The Australian Health System
The Australian Health System, widely regarded as being world-class in terms of its efficiency and effectiveness, is a mixture of both private and public sector health services providers and a range of funding and regulatory systems. These involve:
* The Australian government with the primary role of developing broad national policies, regulation and funding.
* State and Territory and Local governments who are primarily responsible for the delivery and management of public health services and for maintaining direct relationships with most health care providers, including regulation of health professionals and private hospitals.
* Private practitioners including general practitioners, specialists and consultant physicians.
* Profit and non-profit organizations and voluntary agencies.
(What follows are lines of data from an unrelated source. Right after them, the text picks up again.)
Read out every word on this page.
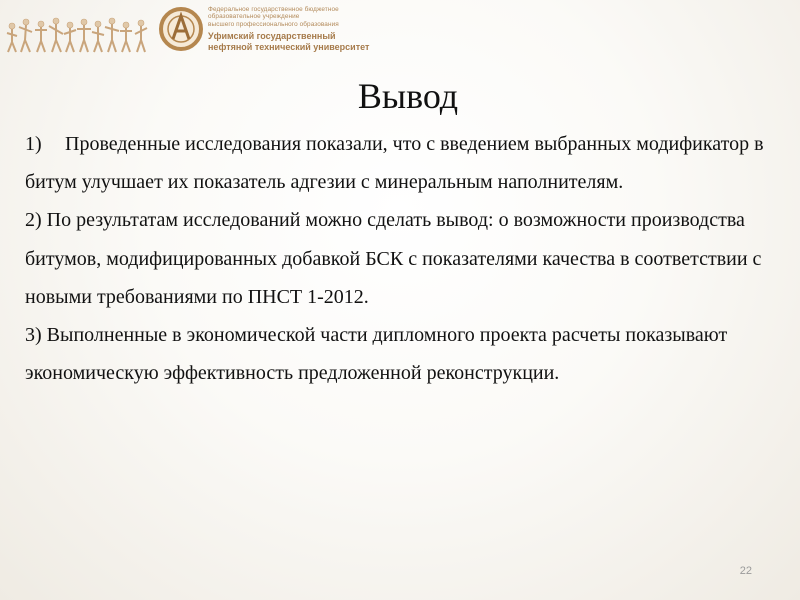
Федеральное государственное бюджетное
образовательное учреждение
высшего профессионального образования
Уфимский государственный
нефтяной технический университет
Вывод

1) Проведенные исследования показали, что с введением выбранных модификатор в битум улучшает их показатель адгезии с минеральным наполнителям.

2) По результатам исследований можно сделать вывод: о возможности производства битумов, модифицированных добавкой БСК с показателями качества в соответствии с новыми требованиями по ПНСТ 1-2012.

3) Выполненные в экономической части дипломного проекта расчеты показывают экономическую эффективность предложенной реконструкции.

22
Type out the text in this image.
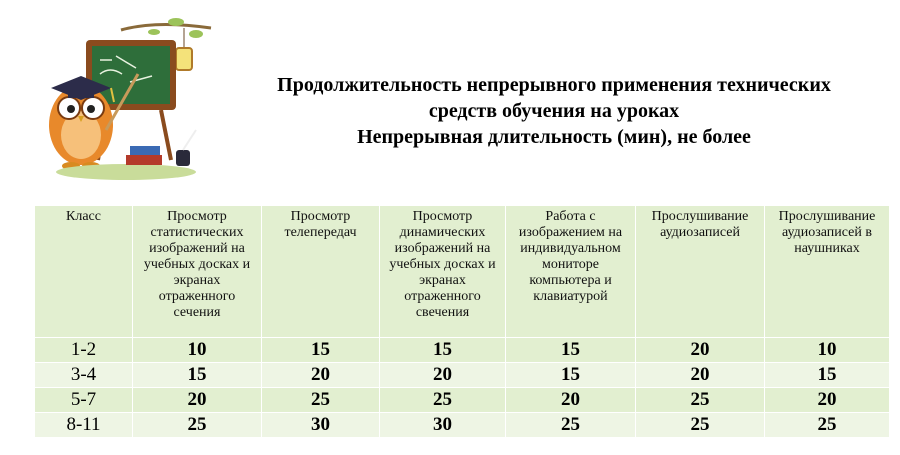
Продолжительность непрерывного применения технических
средств обучения на уроках
Непрерывная длительность (мин), не более
Класс	Просмотр статистических изображений на учебных досках и экранах отраженного сечения	Просмотр телепередач	Просмотр динамических изображений на учебных досках и экранах отраженного свечения	Работа с изображением на индивидуальном мониторе компьютера и клавиатурой	Прослушивание аудиозаписей	Прослушивание аудиозаписей в наушниках
1-2	10	15	15	15	20	10
3-4	15	20	20	15	20	15
5-7	20	25	25	20	25	20
8-11	25	30	30	25	25	25
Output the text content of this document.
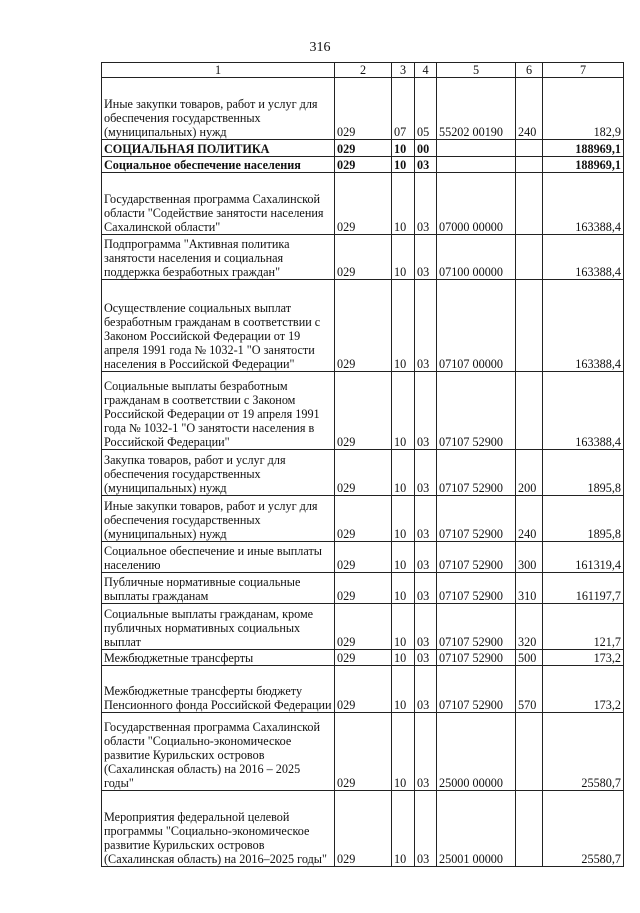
316
1	2	3	4	5	6	7
Иные закупки товаров, работ и услуг для обеспечения государственных (муниципальных) нужд	029	07	05	55202 00190	240	182,9
СОЦИАЛЬНАЯ ПОЛИТИКА	029	10	00			188969,1
Социальное обеспечение населения	029	10	03			188969,1
Государственная программа Сахалинской области "Содействие занятости населения Сахалинской области"	029	10	03	07000 00000		163388,4
Подпрограмма "Активная политика занятости населения и социальная поддержка безработных граждан"	029	10	03	07100 00000		163388,4
Осуществление социальных выплат безработным гражданам в соответствии с Законом Российской Федерации от 19 апреля 1991 года № 1032-1 "О занятости населения в Российской Федерации"	029	10	03	07107 00000		163388,4
Социальные выплаты безработным гражданам в соответствии с Законом Российской Федерации от 19 апреля 1991 года № 1032-1 "О занятости населения в Российской Федерации"	029	10	03	07107 52900		163388,4
Закупка товаров, работ и услуг для обеспечения государственных (муниципальных) нужд	029	10	03	07107 52900	200	1895,8
Иные закупки товаров, работ и услуг для обеспечения государственных (муниципальных) нужд	029	10	03	07107 52900	240	1895,8
Социальное обеспечение и иные выплаты населению	029	10	03	07107 52900	300	161319,4
Публичные нормативные социальные выплаты гражданам	029	10	03	07107 52900	310	161197,7
Социальные выплаты гражданам, кроме публичных нормативных социальных выплат	029	10	03	07107 52900	320	121,7
Межбюджетные трансферты	029	10	03	07107 52900	500	173,2
Межбюджетные трансферты бюджету Пенсионного фонда Российской Федерации	029	10	03	07107 52900	570	173,2
Государственная программа Сахалинской области "Социально-экономическое развитие Курильских островов (Сахалинская область) на 2016 – 2025 годы"	029	10	03	25000 00000		25580,7
Мероприятия федеральной целевой программы "Социально-экономическое развитие Курильских островов (Сахалинская область) на 2016–2025 годы"	029	10	03	25001 00000		25580,7
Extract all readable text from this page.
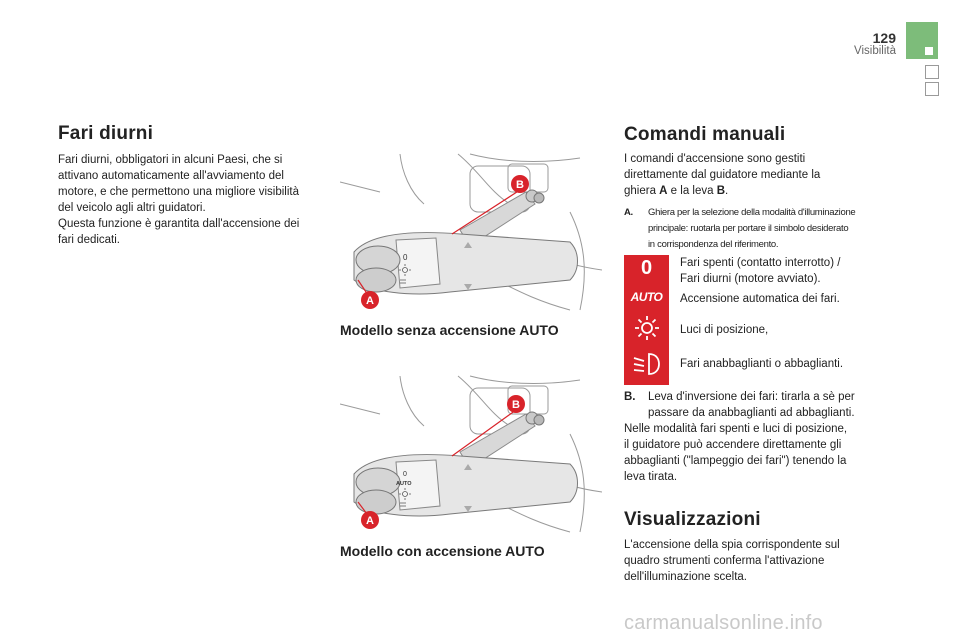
129
Visibilità
Fari diurni
Fari diurni, obbligatori in alcuni Paesi, che si
attivano automaticamente all'avviamento del
motore, e che permettono una migliore visibilità
del veicolo agli altri guidatori.
Questa funzione è garantita dall'accensione dei
fari dedicati.
0
B
A
Modello senza accensione AUTO
0
AUTO
B
A
Modello con accensione AUTO
Comandi manuali
I comandi d'accensione sono gestiti
direttamente dal guidatore mediante la
ghiera A e la leva B.
A. Ghiera per la selezione della modalità d'illuminazione
principale: ruotarla per portare il simbolo desiderato
in corrispondenza del riferimento.
0
AUTO
Fari spenti (contatto interrotto) /
Fari diurni (motore avviato).
Accensione automatica dei fari.
Luci di posizione,
Fari anabbaglianti o abbaglianti.
B. Leva d'inversione dei fari: tirarla a sè per
passare da anabbaglianti ad abbaglianti.
Nelle modalità fari spenti e luci di posizione,
il guidatore può accendere direttamente gli
abbaglianti ("lampeggio dei fari") tenendo la
leva tirata.
Visualizzazioni
L'accensione della spia corrispondente sul
quadro strumenti conferma l'attivazione
dell'illuminazione scelta.
carmanualsonline.info
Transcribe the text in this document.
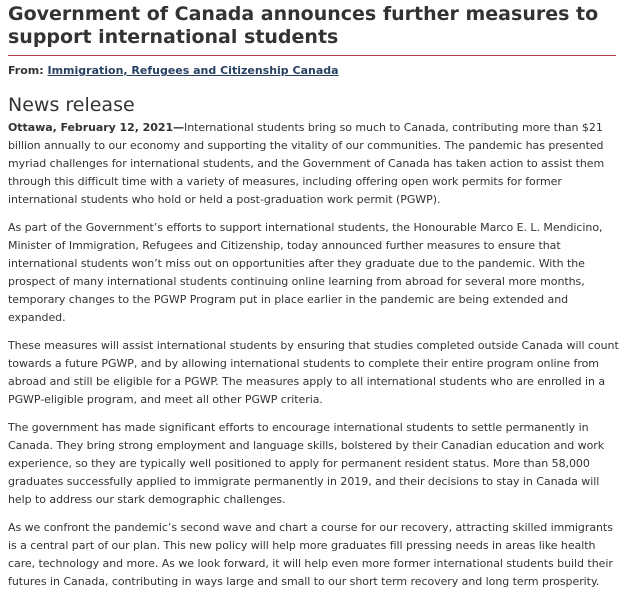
Government of Canada announces further measures to support international students
From: Immigration, Refugees and Citizenship Canada
News release

Ottawa, February 12, 2021—International students bring so much to Canada, contributing more than $21 billion annually to our economy and supporting the vitality of our communities. The pandemic has presented myriad challenges for international students, and the Government of Canada has taken action to assist them through this difficult time with a variety of measures, including offering open work permits for former international students who hold or held a post-graduation work permit (PGWP).

As part of the Government’s efforts to support international students, the Honourable Marco E. L. Mendicino, Minister of Immigration, Refugees and Citizenship, today announced further measures to ensure that international students won’t miss out on opportunities after they graduate due to the pandemic. With the prospect of many international students continuing online learning from abroad for several more months, temporary changes to the PGWP Program put in place earlier in the pandemic are being extended and expanded.

These measures will assist international students by ensuring that studies completed outside Canada will count towards a future PGWP, and by allowing international students to complete their entire program online from abroad and still be eligible for a PGWP. The measures apply to all international students who are enrolled in a PGWP-eligible program, and meet all other PGWP criteria.

The government has made significant efforts to encourage international students to settle permanently in Canada. They bring strong employment and language skills, bolstered by their Canadian education and work experience, so they are typically well positioned to apply for permanent resident status. More than 58,000 graduates successfully applied to immigrate permanently in 2019, and their decisions to stay in Canada will help to address our stark demographic challenges.

As we confront the pandemic’s second wave and chart a course for our recovery, attracting skilled immigrants is a central part of our plan. This new policy will help more graduates fill pressing needs in areas like health care, technology and more. As we look forward, it will help even more former international students build their futures in Canada, contributing in ways large and small to our short term recovery and long term prosperity.
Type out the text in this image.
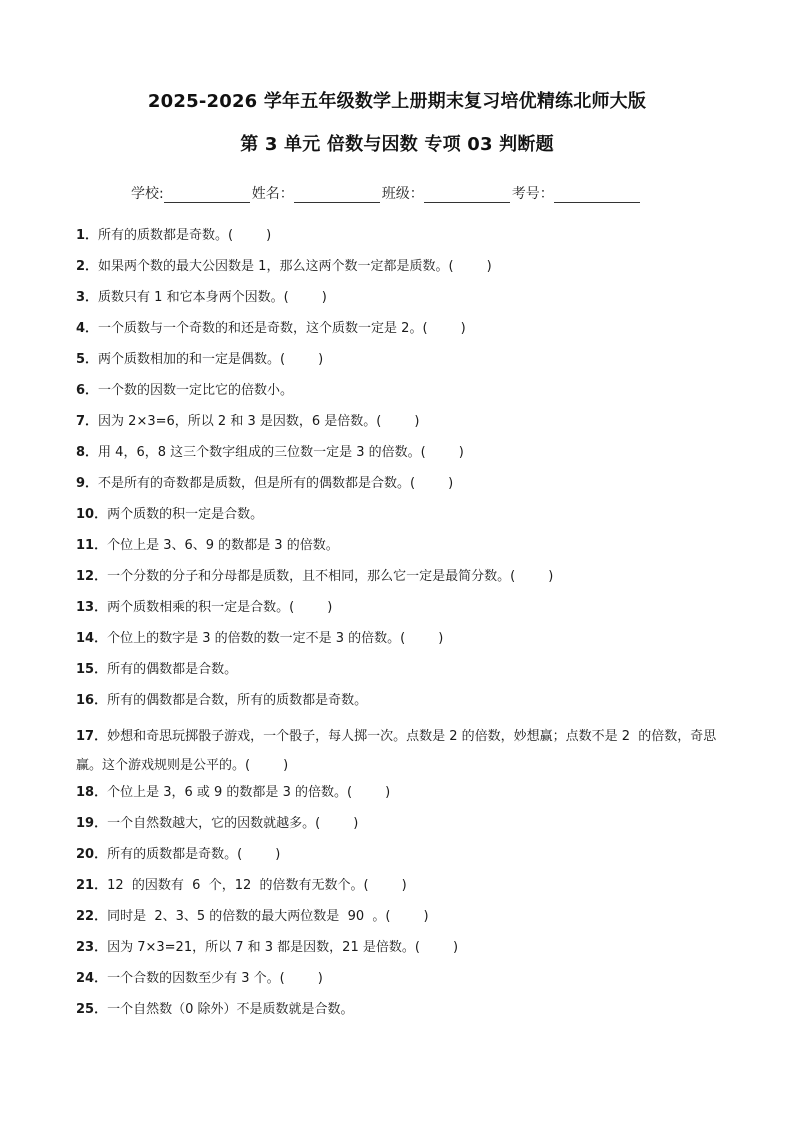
2025-2026 学年五年级数学上册期末复习培优精练北师大版
第 3 单元 倍数与因数 专项 03 判断题
学校:	姓名：	班级：	考号：
1．所有的质数都是奇数。(        )
2．如果两个数的最大公因数是 1，那么这两个数一定都是质数。(        )
3．质数只有 1 和它本身两个因数。(        )
4．一个质数与一个奇数的和还是奇数，这个质数一定是 2。(        )
5．两个质数相加的和一定是偶数。(        )
6．一个数的因数一定比它的倍数小。
7．因为 2×3=6，所以 2 和 3 是因数，6 是倍数。(        )
8．用 4，6，8 这三个数字组成的三位数一定是 3 的倍数。(        )
9．不是所有的奇数都是质数，但是所有的偶数都是合数。(        )
10．两个质数的积一定是合数。
11．个位上是 3、6、9 的数都是 3 的倍数。
12．一个分数的分子和分母都是质数，且不相同，那么它一定是最简分数。(        )
13．两个质数相乘的积一定是合数。(        )
14．个位上的数字是 3 的倍数的数一定不是 3 的倍数。(        )
15．所有的偶数都是合数。
16．所有的偶数都是合数，所有的质数都是奇数。
17．妙想和奇思玩掷骰子游戏，一个骰子，每人掷一次。点数是 2 的倍数，妙想赢；点数不是 2  的倍数，奇思赢。这个游戏规则是公平的。(        )
18．个位上是 3，6 或 9 的数都是 3 的倍数。(        )
19．一个自然数越大，它的因数就越多。(        )
20．所有的质数都是奇数。(        )
21．12  的因数有  6  个，12  的倍数有无数个。(        )
22．同时是  2、3、5 的倍数的最大两位数是  90  。(        )
23．因为 7×3=21，所以 7 和 3 都是因数，21 是倍数。(        )
24．一个合数的因数至少有 3 个。(        )
25．一个自然数（0 除外）不是质数就是合数。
Funding on the part of the Australian Government includes three major national subsidy schemes; Medicare, the Pharmaceutical Benefits Scheme, as well as the thirty-percent Private Health Insurance Rebate. The Pharmaceutical Benefits Scheme and Medicare cover every Australian, subsidizing their payments for private medical services, as well as for a large portion of their prescription medications. Under Medicare, the Australian and State Governments jointly fund public hospital services, providing free services to Australians who choose to receive treatment as public patients. While these options are available to Australians, government funding of the thirty-percent Rebate, as well as additional key incentives, support citizens choice to pursue and retain private health insurance.
Individuals make contributions to the health care system via taxation and the Medicare levy which is based upon their income, as well as through private financing such as through private health insurance. The goal of the National Health Care funding system is to provide every Australian, despite their personal circumstances, access to health care at an affordable cost or potentially at no cost, while presenting the opportunity for choice among individuals through substantial private sector involvement in delivery and financing. People make their contribution to the health care system through taxes and the Medicare levy based on their income, and through private financing such as private health insurance.